Colescott's artistic and socially important work was hustled off to a storeroom, where some 12,000 university students could not see it.

The work is "Natural Rhythm: Thank You Jan van Eyck." It's a parody of the Flemish master's "Marriage of Arnolfini." Van Eyck's painting created a nasty rumor for centuries. The way the bride's dress is bunched in front, you wonder if she's pregnant. (She's not.)

In Colescott's version, there's no doubt. The beautiful bride is robustly pregnant. She's also black. The groom is white and wimpy.

"What?!" said Colescott, when I broke the news. "I did that 18 or 19 years ago. St. Louis must be behind the times."

Colescott was surprised this work would stir up trouble.

"It's actually a very pretty painting," he said. "It's a gentle nudge at art history. African-Americans have been ignored in Eurocentric art history.

"The title is a pun. We've all got rhythm, and there's also the rhythm method, which doesn't always work. That's why she's pregnant."

If anyone should complain, he said, it's white men.

"I made the groom even uglier than in the original. The young lady in question is not stereotyped at all.
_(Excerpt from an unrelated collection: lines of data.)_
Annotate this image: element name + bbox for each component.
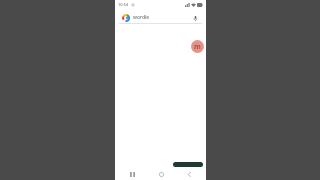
button[interactable]: Voice search [191, 14, 199, 22]
button[interactable]: Account [191, 40, 204, 53]
button[interactable]: wordle [119, 11, 202, 24]
button[interactable]: Home [150, 169, 172, 180]
staticText: wordle [133, 14, 150, 21]
staticText: 10:54 [118, 2, 129, 7]
button[interactable]: Handle [173, 162, 203, 167]
button[interactable]: Recents [121, 169, 143, 180]
button[interactable]: Back [178, 169, 200, 180]
staticText: m [194, 42, 201, 52]
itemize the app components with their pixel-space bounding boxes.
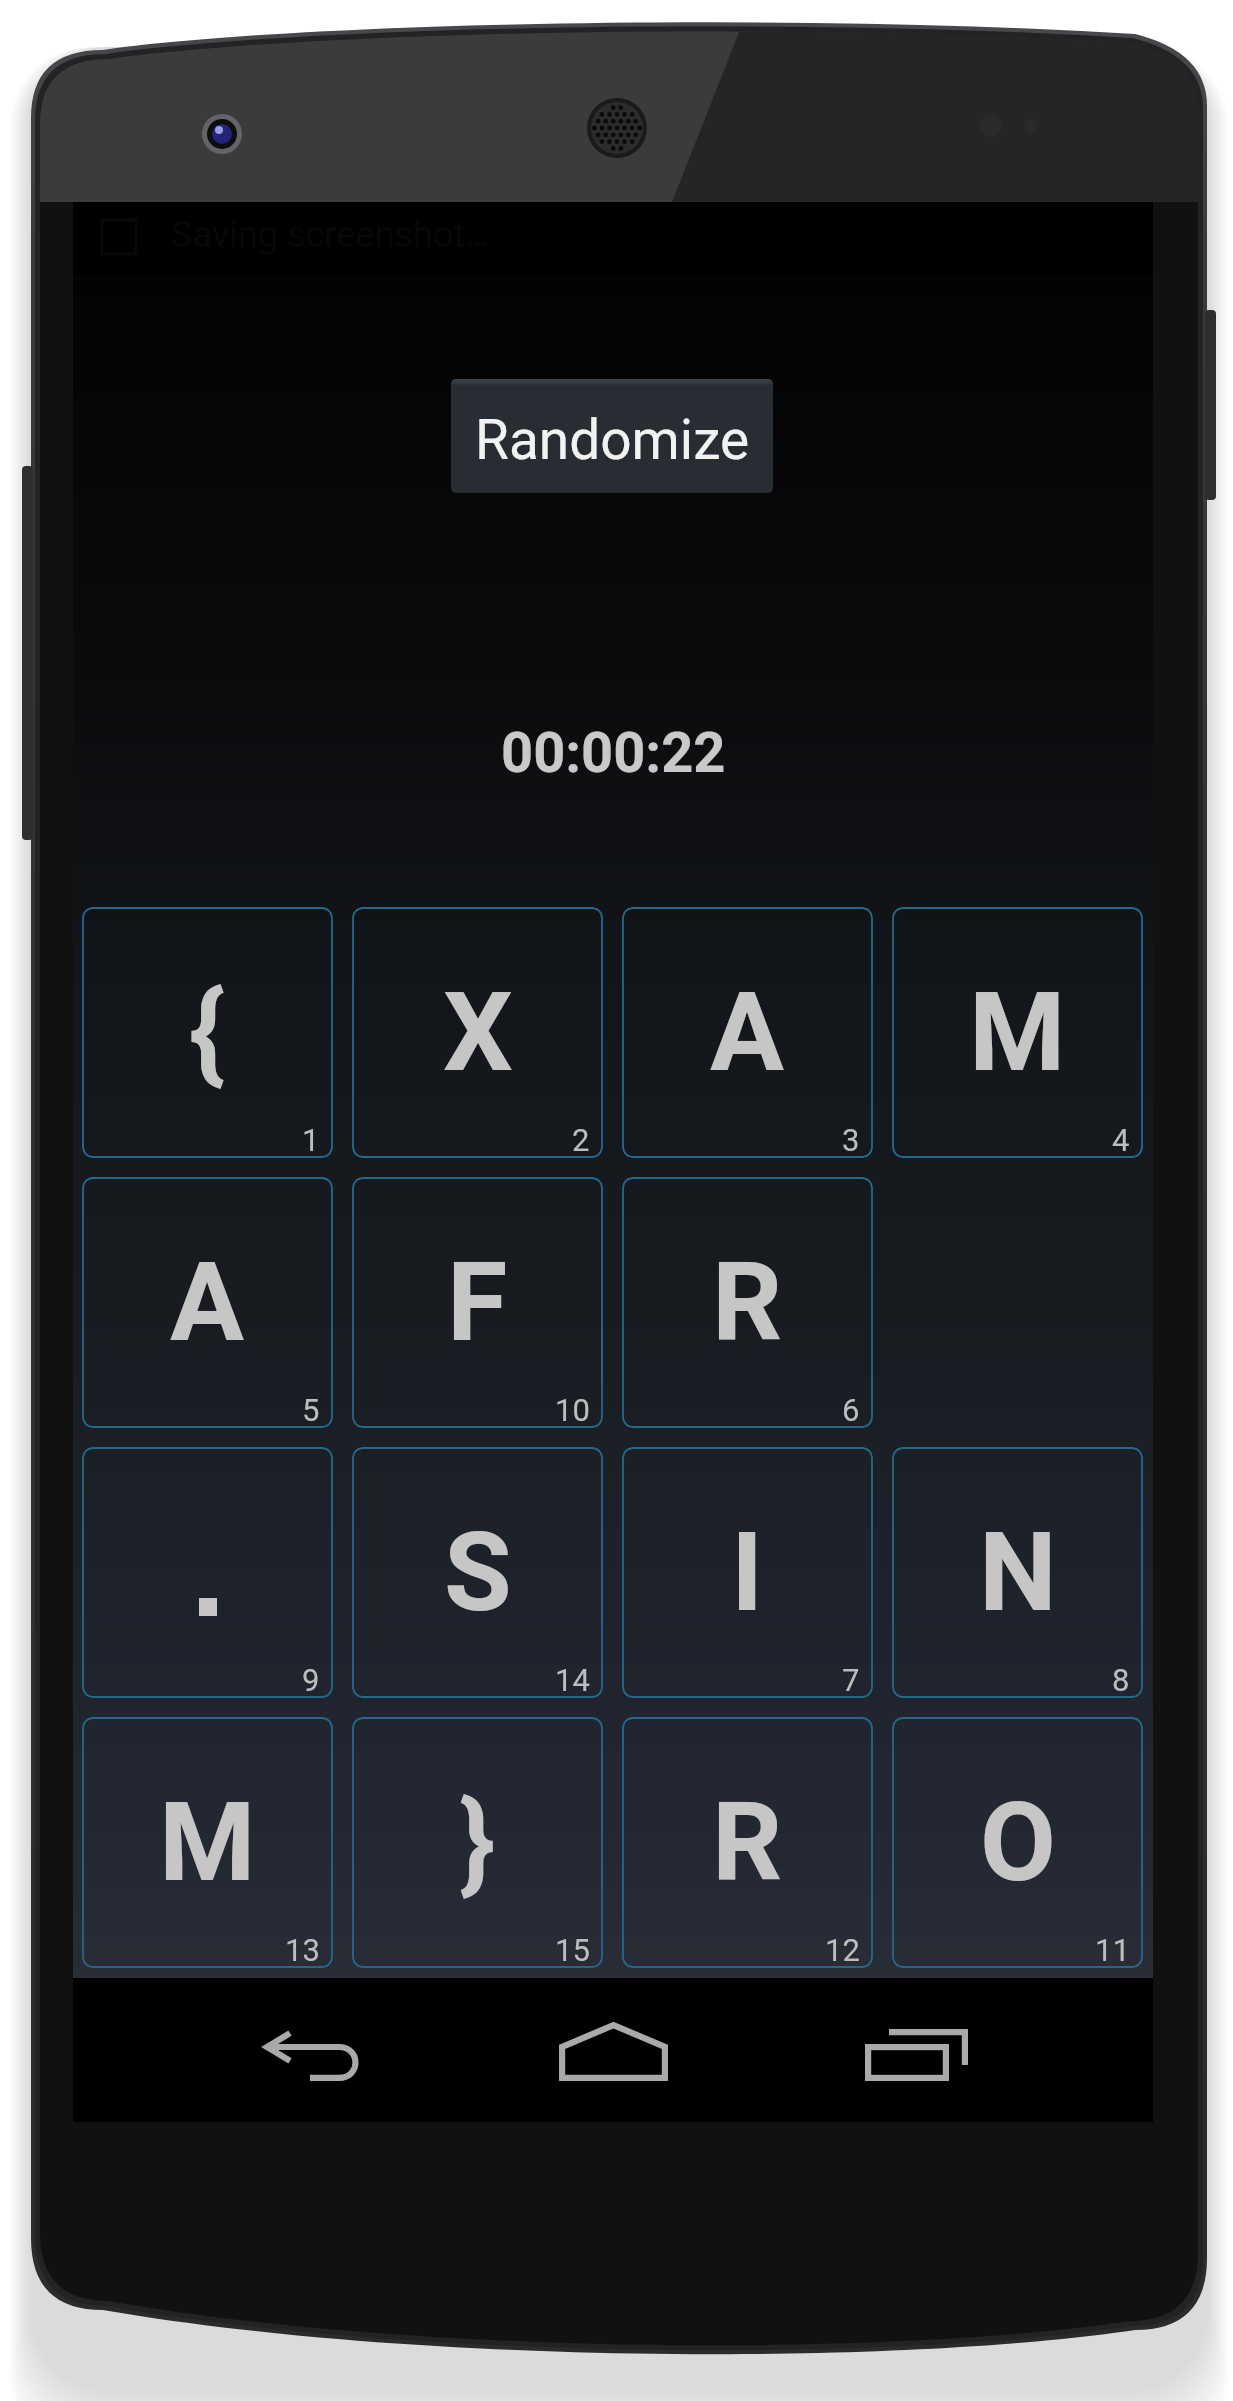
- staticText: X: [443, 968, 513, 1097]
- staticText: Randomize: [475, 408, 750, 472]
- button[interactable]: A: [622, 907, 873, 1158]
- staticText: M: [159, 1778, 256, 1907]
- staticText: {: [189, 968, 226, 1097]
- staticText: 15: [555, 1932, 590, 1968]
- button[interactable]: I: [622, 1447, 873, 1698]
- staticText: O: [980, 1778, 1056, 1907]
- staticText: 14: [555, 1662, 590, 1698]
- staticText: S: [444, 1508, 512, 1637]
- staticText: N: [979, 1508, 1057, 1637]
- button[interactable]: 9: [82, 1447, 333, 1698]
- button[interactable]: F: [352, 1177, 603, 1428]
- staticText: 8: [1112, 1662, 1130, 1698]
- staticText: 2: [572, 1122, 590, 1158]
- staticText: 9: [302, 1662, 320, 1698]
- button[interactable]: Recent apps: [821, 1978, 1011, 2122]
- button[interactable]: M: [82, 1717, 333, 1968]
- staticText: 10: [555, 1392, 590, 1428]
- button[interactable]: S: [352, 1447, 603, 1698]
- button[interactable]: A: [82, 1177, 333, 1428]
- staticText: 3: [842, 1122, 860, 1158]
- staticText: A: [710, 968, 785, 1097]
- button[interactable]: R: [622, 1717, 873, 1968]
- staticText: M: [969, 968, 1066, 1097]
- staticText: 13: [285, 1932, 320, 1968]
- staticText: 6: [842, 1392, 860, 1428]
- button[interactable]: X: [352, 907, 603, 1158]
- staticText: 00:00:22: [501, 720, 726, 786]
- button[interactable]: Back: [218, 1978, 408, 2122]
- button[interactable]: R: [622, 1177, 873, 1428]
- staticText: R: [712, 1778, 783, 1907]
- button[interactable]: M: [892, 907, 1143, 1158]
- button[interactable]: {: [82, 907, 333, 1158]
- button[interactable]: Randomize: [451, 379, 773, 493]
- staticText: 5: [302, 1392, 320, 1428]
- button[interactable]: }: [352, 1717, 603, 1968]
- button[interactable]: N: [892, 1447, 1143, 1698]
- button[interactable]: Home: [518, 1978, 708, 2122]
- staticText: 4: [1112, 1122, 1130, 1158]
- staticText: 1: [302, 1122, 320, 1158]
- staticText: F: [447, 1238, 508, 1367]
- staticText: I: [731, 1508, 764, 1637]
- staticText: 7: [842, 1662, 860, 1698]
- button[interactable]: O: [892, 1717, 1143, 1968]
- staticText: }: [459, 1778, 496, 1907]
- staticText: 11: [1095, 1932, 1130, 1968]
- staticText: A: [170, 1238, 245, 1367]
- staticText: 12: [825, 1932, 860, 1968]
- staticText: R: [712, 1238, 783, 1367]
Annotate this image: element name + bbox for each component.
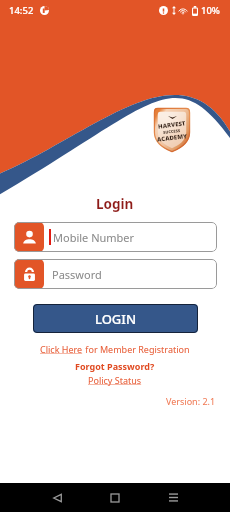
staticText: for Member Registration	[83, 343, 190, 355]
button[interactable]: Home	[86, 483, 144, 512]
staticText: Version: 2.1	[166, 395, 216, 407]
staticText: HARVEST	[158, 119, 186, 131]
button[interactable]: Recent apps	[144, 483, 202, 512]
staticText: 10%	[201, 4, 220, 17]
staticText: Click Here	[40, 343, 83, 355]
button[interactable]: Forgot Password?	[75, 360, 155, 372]
staticText: Password	[52, 267, 102, 282]
button[interactable]: Mobile Number	[14, 222, 217, 252]
staticText: ACADEMY	[157, 132, 187, 144]
button[interactable]: Click Here	[40, 343, 190, 355]
button[interactable]: Policy Status	[88, 374, 142, 386]
button[interactable]: LOGIN	[33, 304, 198, 333]
button[interactable]: Back	[28, 483, 86, 512]
staticText: 14:52	[9, 4, 34, 17]
button[interactable]: Password	[14, 259, 217, 289]
staticText: SUCCESS	[163, 128, 181, 135]
staticText: LOGIN	[95, 310, 137, 328]
staticText: Mobile Number	[53, 230, 135, 245]
staticText: Login	[96, 195, 134, 213]
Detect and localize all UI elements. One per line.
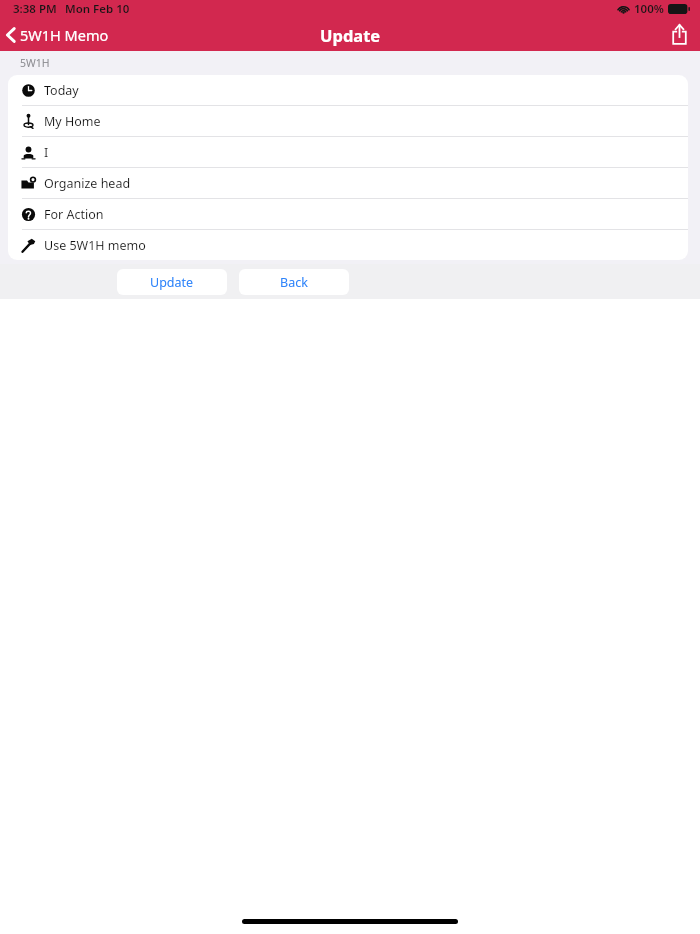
staticText: 100%: [634, 1, 664, 17]
button[interactable]: Update: [117, 269, 227, 295]
button[interactable]: Share: [659, 19, 700, 50]
button[interactable]: Use 5W1H memo: [8, 230, 688, 260]
staticText: 3:38 PM: [13, 1, 57, 17]
button[interactable]: Organize head: [8, 168, 688, 198]
staticText: For Action: [44, 206, 104, 223]
button[interactable]: 5W1H Memo: [0, 21, 119, 49]
staticText: Back: [280, 274, 308, 291]
button[interactable]: Today: [8, 75, 688, 105]
button[interactable]: My Home: [8, 106, 688, 136]
staticText: Mon Feb 10: [65, 1, 130, 17]
button[interactable]: For Action: [8, 199, 688, 229]
staticText: I: [44, 144, 49, 161]
staticText: Organize head: [44, 175, 131, 192]
button[interactable]: Back: [239, 269, 349, 295]
button[interactable]: I: [8, 137, 688, 167]
staticText: Update: [150, 274, 194, 291]
staticText: Today: [44, 82, 79, 99]
staticText: Update: [320, 24, 381, 46]
staticText: My Home: [44, 113, 101, 130]
staticText: 5W1H: [20, 56, 50, 70]
staticText: Use 5W1H memo: [44, 237, 146, 254]
staticText: 5W1H Memo: [20, 25, 109, 45]
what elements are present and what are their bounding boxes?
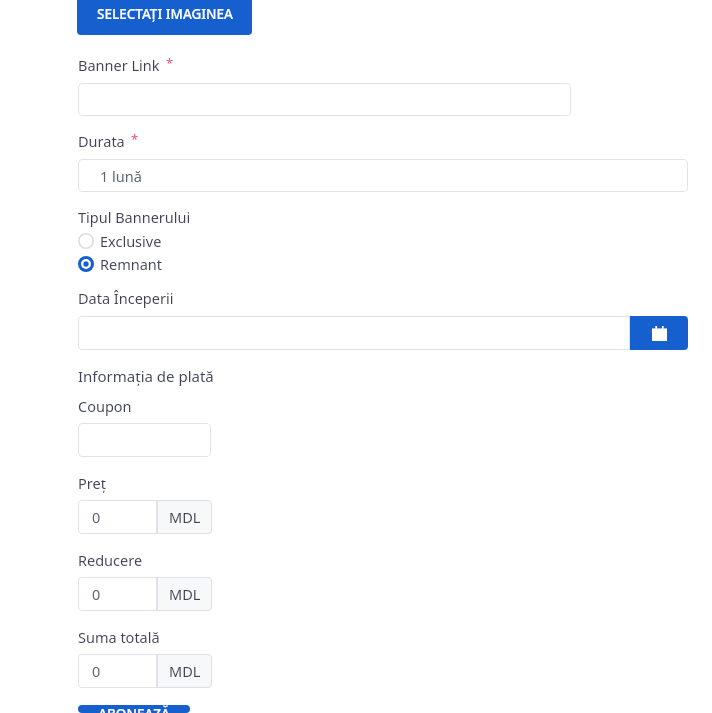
button[interactable]: 0 bbox=[78, 577, 157, 611]
button[interactable]: MDL bbox=[157, 577, 212, 611]
staticText: * bbox=[166, 54, 174, 72]
staticText: Informația de plată bbox=[78, 366, 214, 386]
button[interactable] bbox=[78, 83, 571, 116]
button[interactable] bbox=[78, 423, 211, 457]
button[interactable]: Open calendar bbox=[630, 316, 688, 350]
staticText: MDL bbox=[169, 584, 201, 604]
staticText: Durata bbox=[78, 131, 125, 151]
button[interactable]: 0 bbox=[78, 654, 157, 688]
staticText: Reducere bbox=[78, 550, 143, 570]
button[interactable]: SELECTAȚI IMAGINEA bbox=[77, 0, 252, 35]
button[interactable]: 0 bbox=[78, 500, 157, 534]
staticText: Tipul Bannerului bbox=[78, 207, 191, 227]
staticText: MDL bbox=[169, 661, 201, 681]
staticText: 0 bbox=[92, 584, 101, 604]
staticText: ABONEAZĂ bbox=[98, 705, 170, 713]
staticText: 0 bbox=[92, 661, 101, 681]
button[interactable] bbox=[78, 316, 630, 350]
staticText: Preț bbox=[78, 473, 106, 493]
staticText: MDL bbox=[169, 507, 201, 527]
button[interactable]: 1 lună bbox=[78, 159, 688, 192]
staticText: Coupon bbox=[78, 396, 132, 416]
staticText: 1 lună bbox=[100, 166, 142, 186]
staticText: Suma totală bbox=[78, 627, 160, 647]
staticText: Banner Link bbox=[78, 55, 160, 75]
staticText: SELECTAȚI IMAGINEA bbox=[97, 5, 233, 23]
button[interactable]: Exclusive bbox=[78, 230, 162, 251]
staticText: 0 bbox=[92, 507, 101, 527]
staticText: * bbox=[131, 130, 139, 148]
staticText: Exclusive bbox=[100, 231, 162, 251]
button[interactable]: MDL bbox=[157, 500, 212, 534]
button[interactable]: Remnant bbox=[78, 253, 163, 274]
button[interactable]: ABONEAZĂ bbox=[78, 705, 190, 713]
staticText: Remnant bbox=[100, 254, 163, 274]
button[interactable]: MDL bbox=[157, 654, 212, 688]
staticText: Data Începerii bbox=[78, 288, 174, 308]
She's just a young lady with a black skin and black features."

For black Americans, image is a sensitive issue, Colescott said.

"Some African-Americans want the image dark, but not too dark. To please that group, I should make her a suntanned white woman. Then they'd be happy. But I'd offend the other group, who'd ask why she doesn't have more African features.

"I get this all the time," he said. "What happens is this:

"Some African-Americans see my painting and get upset. Then the curators get nervous. We don't want to upset black folks, because then we'd be racist, and we're not racist even though we belong to a white club and live in a white neighborhood. So if a black person complains, we must take it down because we are good liberals.

"But it's still censorship. It's up to the university to educate people about that painting. If they take me down, then they'll take down someone else for some other excuse."

The university says your work enforces "negative and hurtful stereotypes."

"If they want to talk about negative stereotypes, my dad was a stereotype. He was a waiter on the railroad. Now I am a painter, who studied with a master in Paris. Tell them to bring something to art - don't just react."